Синий треугольник (сборник) - Крапивин Владислав Петрович. Страница 9
Сашка не удивился.
— Знаю.
— Читал Блока?
— Мама читала. Она этого Блока любит…
Сашка говорил, поглядывая на картину «Тетушкин секрет», и выкладывал из синей спортивной сумки на подоконник мыльницу, зубную пасту, полотенце. Потом брякнул коробком.
— А спички-то тебе зачем? — забеспокоилась Генриетта Глебовна.
— Для работы, — серьезно сказал Сашка. — Не для курения же… Мама сама положила, а то я всегда забываю…
Генриетта Глебовна вздохнула, как добрая бабушка:
— Не боится мама отпускать тебя?
Сашка засопел, заперекладывал мыльницу и зубную щетку.
— Ну да, «не боится». Каждый раз такое… «Прощание славянки»… Завтра позвонить надо, что все в порядке.
— Позвони, позвони… Идемте ужинать. А потом я постелю проводнику на раскладушке. Игорь Петрович, не возражаете, если в вашей комнате?
Я не возражал.
Когда легли, Сашка сразу начал тихо посапывать. Я тоже стал засыпать, удивившись напоследок, какой длинный и необычный был день. И вдруг услышал:
— Игорь Петрович…
— Что, Саня?
— А вы ту книжку, про мальчика из Назарета… написали?
Сон стек с меня, как темная вода.
— Нет, Саня, не написал.
— А почему?
— Честно говоря, побоялся.
— Потому что религию раньше запрещали, да?
— Нет, что ты… Во-первых, жизнь Христа — это ведь не только религия. Это история, философия и масса всяких общечеловеческих тем… А испугался я только себя. Почуял, что пороху не хватит. Начал и отложил…
— Побоялись, что будет еще один апокриф?
Эк ведь он меня! Почти в точку… Но я не обиделся.
— Понимаешь, Саня, я не сумел. Пока писал просто про его детство: про игры, про школу, про родителей и приятелей, вроде бы получалось. А как доходило до главного… Тема Великого Служения не каждому по зубам. У самого-то у меня в детстве таких мыслей, разумеется, не было…
Я теперь будто не с Сашкой, а с собой говорил. В полумгле. Вполголоса. Но он расслышал. И сказал сбивчиво, тихо:
— Но в детстве ведь… наверно, каждый про какой-нибудь подвиг думает…
— Наверно. Только тут не о подвиге речь, а о любви к людям и о желании спасти всех… Знаешь, я мог бы написать, если бы постарался.

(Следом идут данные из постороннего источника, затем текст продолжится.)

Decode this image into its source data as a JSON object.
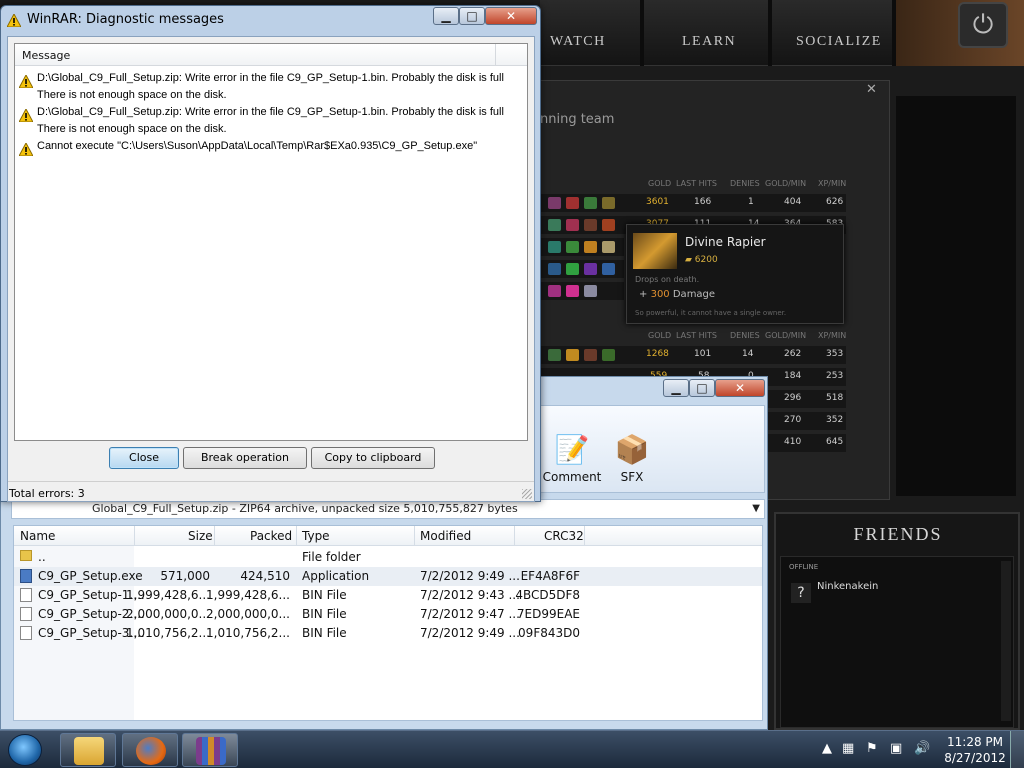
{
  "game": {
    "nav": [
      "WATCH",
      "LEARN",
      "SOCIALIZE"
    ],
    "panel_title": "nning team",
    "headers": [
      "GOLD",
      "LAST HITS",
      "DENIES",
      "GOLD/MIN",
      "XP/MIN"
    ],
    "rows_top": [
      [
        "3601",
        "166",
        "1",
        "404",
        "626"
      ],
      [
        "3077",
        "111",
        "14",
        "364",
        "583"
      ]
    ],
    "rows_bottom": [
      [
        "1268",
        "101",
        "14",
        "262",
        "353"
      ],
      [
        "559",
        "58",
        "0",
        "184",
        "253"
      ],
      [
        "",
        "",
        "",
        "296",
        "518"
      ],
      [
        "",
        "",
        "",
        "270",
        "352"
      ],
      [
        "",
        "",
        "",
        "410",
        "645"
      ]
    ],
    "tooltip": {
      "name": "Divine Rapier",
      "cost": "6200",
      "drops": "Drops on death.",
      "damage_prefix": "+",
      "damage_value": "300",
      "damage_label": "Damage",
      "desc": "So powerful, it cannot have a single owner."
    },
    "friends": {
      "title": "FRIENDS",
      "section": "OFFLINE",
      "name": "Ninkenakein"
    }
  },
  "diagnostic": {
    "title": "WinRAR: Diagnostic messages",
    "column": "Message",
    "lines": [
      {
        "warn": true,
        "text": "D:\\Global_C9_Full_Setup.zip: Write error in the file C9_GP_Setup-1.bin. Probably the disk is full"
      },
      {
        "warn": false,
        "text": "There is not enough space on the disk."
      },
      {
        "warn": true,
        "text": "D:\\Global_C9_Full_Setup.zip: Write error in the file C9_GP_Setup-1.bin. Probably the disk is full"
      },
      {
        "warn": false,
        "text": "There is not enough space on the disk."
      },
      {
        "warn": true,
        "text": "Cannot execute \"C:\\Users\\Suson\\AppData\\Local\\Temp\\Rar$EXa0.935\\C9_GP_Setup.exe\""
      }
    ],
    "buttons": {
      "close": "Close",
      "break": "Break operation",
      "copy": "Copy to clipboard"
    },
    "status": "Total errors: 3"
  },
  "winrar": {
    "toolbar": [
      {
        "label": "Comment",
        "icon": "comment-icon"
      },
      {
        "label": "SFX",
        "icon": "sfx-icon"
      }
    ],
    "path": "Global_C9_Full_Setup.zip - ZIP64 archive, unpacked size 5,010,755,827 bytes",
    "columns": [
      "Name",
      "Size",
      "Packed",
      "Type",
      "Modified",
      "CRC32"
    ],
    "files": [
      {
        "name": "..",
        "size": "",
        "packed": "",
        "type": "File folder",
        "modified": "",
        "crc": "",
        "icon": "folder"
      },
      {
        "name": "C9_GP_Setup.exe",
        "size": "571,000",
        "packed": "424,510",
        "type": "Application",
        "modified": "7/2/2012 9:49 ...",
        "crc": "EF4A8F6F",
        "icon": "exe"
      },
      {
        "name": "C9_GP_Setup-1....",
        "size": "1,999,428,6...",
        "packed": "1,999,428,6...",
        "type": "BIN File",
        "modified": "7/2/2012 9:43 ...",
        "crc": "4BCD5DF8",
        "icon": "file"
      },
      {
        "name": "C9_GP_Setup-2....",
        "size": "2,000,000,0...",
        "packed": "2,000,000,0...",
        "type": "BIN File",
        "modified": "7/2/2012 9:47 ...",
        "crc": "7ED99EAE",
        "icon": "file"
      },
      {
        "name": "C9_GP_Setup-3....",
        "size": "1,010,756,2...",
        "packed": "1,010,756,2...",
        "type": "BIN File",
        "modified": "7/2/2012 9:49 ...",
        "crc": "09F843D0",
        "icon": "file"
      }
    ]
  },
  "taskbar": {
    "time": "11:28 PM",
    "date": "8/27/2012"
  }
}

И возможно, повесть напечатали бы, поскольку времена меняются. Но это была бы еще одна средненькая книжка. И многие сказали бы, что автор спекулирует на модной теме. Сейчас это не редкость… Давай, Саня, спать.
— Ладно, — покладисто сказал он. И вдруг попросил (я даже почувствовал в темноте, как он жалобно поморщился): — Только не называйте меня Саней, хорошо? Сашка — вот и все. Я с рождения привык…
— Ну, если с рождения… А у меня тоже просьба, — начал я и прикусил язык. Потому что получилось бы слишком резко.
Но он понял:
— Больше не лезть с разговорами о книжках, да?
«Так тебе и надо, старому идиоту!» Я объяснил виновато:
— Видишь ли… как говорится, я с этим делом «завязал».
Раскладушка отчаянно заскрипела.
— Почему?!
— Как тебе сказать… Сашка. Наверное, все чернила израсходовал, которые были отпущены.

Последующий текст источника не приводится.